Почти наверняка зная, что выиграет эту шахматную партию, Гитлер все еще не верит себе до конца. А вдруг старый лис фон Папен предаст его? Фюрер решает, что две предосторожности лучше, чем одна.
Вилла, расположенная в одном из самых фешенебельных районов Берлина — Далеме; Отто, сын президента, сидит на софе в библиотеке Иоахима фон Риббентропа, новоиспеченного национал-социалиста.[16] Никто не обращает внимания на роскошную обстановку в доме фон Риббентропа (зятя крупнейшего производителя немецких шампанских вин), которого, несмотря на его сомнительный дворянский титул — а может, именно из-за него, — никогда не приглашают в «Клуб господ». Мало кто знает фон Риббентропа, и о нем никогда не говорят ни в кругах прусской аристократии, ни в министерстве иностранных дел, где он будет блистать через несколько лет.
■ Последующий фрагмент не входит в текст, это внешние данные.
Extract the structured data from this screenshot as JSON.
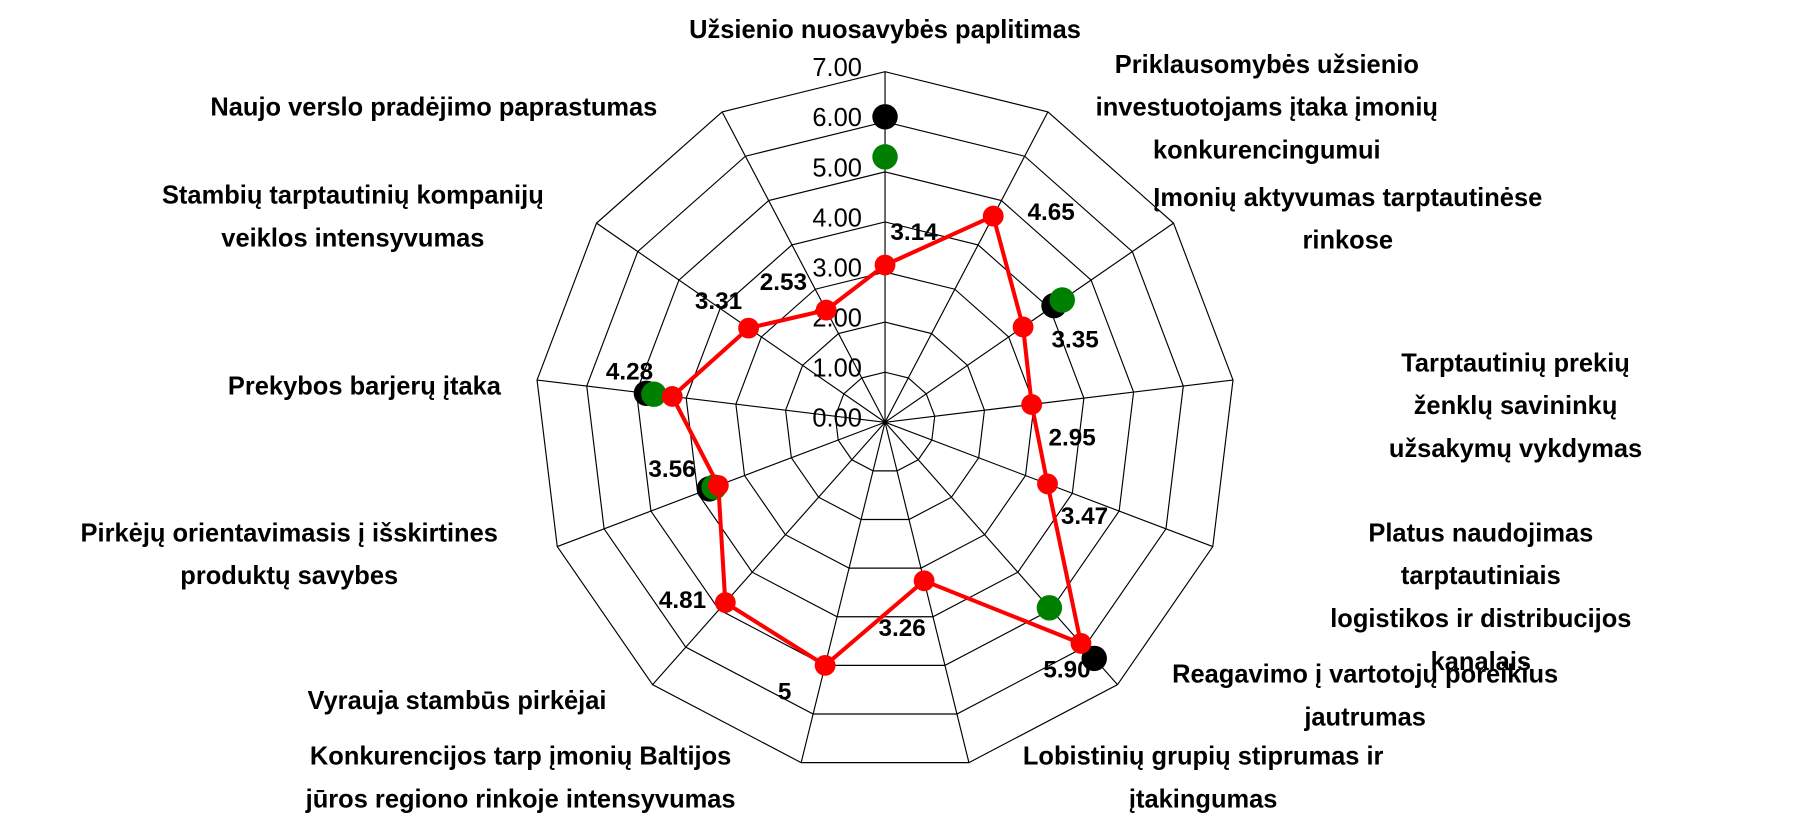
{
  "chart_data": {
    "type": "radar",
    "categories": [
      "Užsienio nuosavybės paplitimas",
      "Priklausomybės užsienio\ninvestuotojams įtaka įmonių\nkonkurencingumui",
      "Įmonių aktyvumas tarptautinėse\nrinkose",
      "Tarptautinių prekių ženklų savininkų\nužsakymų vykdymas",
      "Platus naudojimas tarptautiniais\nlogistikos ir distribucijos kanalais",
      "Reagavimo į vartotojų poreikius\njautrumas",
      "Lobistinių grupių stiprumas ir\nįtakingumas",
      "Konkurencijos tarp įmonių Baltijos\njūros regiono rinkoje intensyvumas",
      "Vyrauja stambūs pirkėjai",
      "Pirkėjų orientavimasis į išskirtines\nproduktų savybes",
      "Prekybos barjerų įtaka",
      "Stambių tarptautinių kompanijų\nveiklos intensyvumas",
      "Naujo verslo pradėjimo paprastumas"
    ],
    "ylim": [
      0,
      7
    ],
    "yticks": [
      {
        "value": 0,
        "label": "0.00"
      },
      {
        "value": 1,
        "label": "1.00"
      },
      {
        "value": 2,
        "label": "2.00"
      },
      {
        "value": 3,
        "label": "3.00"
      },
      {
        "value": 4,
        "label": "4.00"
      },
      {
        "value": 5,
        "label": "5.00"
      },
      {
        "value": 6,
        "label": "6.00"
      },
      {
        "value": 7,
        "label": "7.00"
      }
    ],
    "grid": true,
    "series": [
      {
        "color": "#000000",
        "line": false,
        "values": [
          6.1,
          null,
          4.1,
          null,
          null,
          6.3,
          null,
          null,
          null,
          3.75,
          4.8,
          null,
          null
        ]
      },
      {
        "color": "#008000",
        "line": false,
        "values": [
          5.3,
          null,
          4.3,
          null,
          null,
          4.95,
          null,
          null,
          null,
          3.65,
          4.65,
          null,
          null
        ]
      },
      {
        "color": "#ff0000",
        "line": true,
        "values": [
          3.14,
          4.65,
          3.35,
          2.95,
          3.47,
          5.9,
          3.26,
          5,
          4.81,
          3.56,
          4.28,
          3.31,
          2.53
        ],
        "value_labels": [
          "3.14",
          "4.65",
          "3.35",
          "2.95",
          "3.47",
          "5.90",
          "3.26",
          "5",
          "4.81",
          "3.56",
          "4.28",
          "3.31",
          "2.53"
        ]
      }
    ]
  }
}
И все же сегодня в гости к фон Риббентропу пожаловали и Гитлер, и фон Папен. Уже 13 лет как Гитлер, в полном расцвете своего еще непризнанного таланта, мало-помалу пробивается из прокуренной атмосферы баварских пивных на эстрады, ярмарки, площади, стадионы, где он выступает перед микрофоном, в черном воскресном костюме мелкого служащего, и возбуждает немцев, рассказывая им об их комплексе вины и об их горестях. Он обещает реванш под крики «Deutchland, erwache!», «Германия, проснись!»… И вот он уже возглавляет НСДАП, национал-социалистскую партию, самую могущественную в стране, имеющую 13 миллионов членов, которая осыпает бранью евреев, священников, профсоюзы, демократов, большевиков, весь мир.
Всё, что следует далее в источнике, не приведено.